The paper demonstrates that the TCN model outperforms baseline methods (including models pretrained on ImageNet and shuffle-and-learn approaches) in terms of classification accuracy of task-relevant attributes and alignment of video sequences. Specifically noteworthy are the results showing significantly reduced errors and training time achieved using multi-view TCN models compared to their single-view counterparts.

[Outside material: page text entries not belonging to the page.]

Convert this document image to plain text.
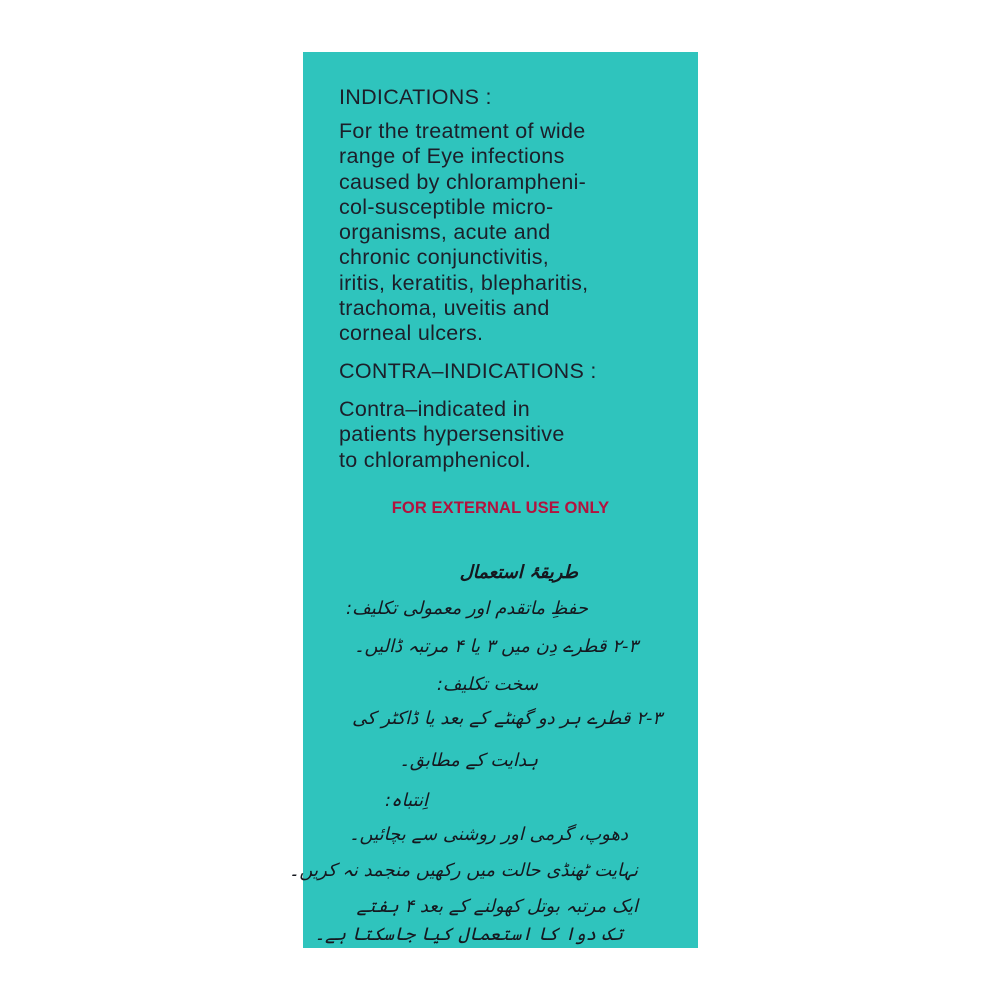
INDICATIONS :
For the treatment of wide
range of Eye infections
caused by chlorampheni-
col-susceptible micro-
organisms, acute and
chronic conjunctivitis,
iritis, keratitis, blepharitis,
trachoma, uveitis and
corneal ulcers.
CONTRA–INDICATIONS :
Contra–indicated in
patients hypersensitive
to chloramphenicol.
FOR EXTERNAL USE ONLY
طریقۂ استعمال
حفظِ ماتقدم اور معمولی تکلیف:
۲-۳ قطرے دِن میں ۳ یا ۴ مرتبہ ڈالیں۔
سخت تکلیف:
۲-۳ قطرے ہر دو گھنٹے کے بعد یا ڈاکٹر کی
ہدایت کے مطابق۔
اِنتباہ:
دھوپ، گرمی اور روشنی سے بچائیں۔
نہایت ٹھنڈی حالت میں رکھیں منجمد نہ کریں۔
ایک مرتبہ بوتل کھولنے کے بعد ۴ ہفتے
تک دوا کا استعمال کیا جاسکتا ہے۔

The practical implications of the research are substantial:

  1. Robust Robotic Learning: By training on natural, unlabelled video data, the TCN approach presents a scalable alternative to traditional supervised learning methods that require extensively labeled datasets. This capability is particularly advantageous for developing robotic systems that need to learn a wide range of tasks in dynamic, real-world environments.
  2. Human-Robot Interaction: The research opens avenues for developing robotic systems capable of learning complex human-interactive tasks by observing human demonstrations. This ability could notably enhance the development of assistive robotics and collaborative robots operating alongside humans.

Future Directions

The research suggests promising future directions:

  1. Multi-Modal Learning: Extending the TCN framework to incorporate multi-modal data (e.g., audio, tactile sensing) could further enhance the robustness and applicability of learned representations.
  2. Task-Agnostic Embeddings: Investigating the construction of universal embeddings capable of handling multiple tasks concurrently could leverage larger multi-task datasets and reduce the need for task-specific models.
  3. Automated Data Capture: With robots becoming more prevalent, automated multi-viewpoint data capture could be integrated into robotic systems, enabling continual learning and adaptation.

Conclusion

The paper "Time-Contrastive Networks: Self-Supervised Learning from Video" presents a novel and efficient self-supervised approach to developing representations from video data that can generalize across various robotic tasks. By leveraging multi-view correspondence and temporal coherency, the TCN framework facilitates the learning of robust, viewpoint-invariant embeddings. The demonstrated applications in object interaction and pose imitation underscore the potential for scalable, autonomous robotic learning systems capable of adapting to complex human environments.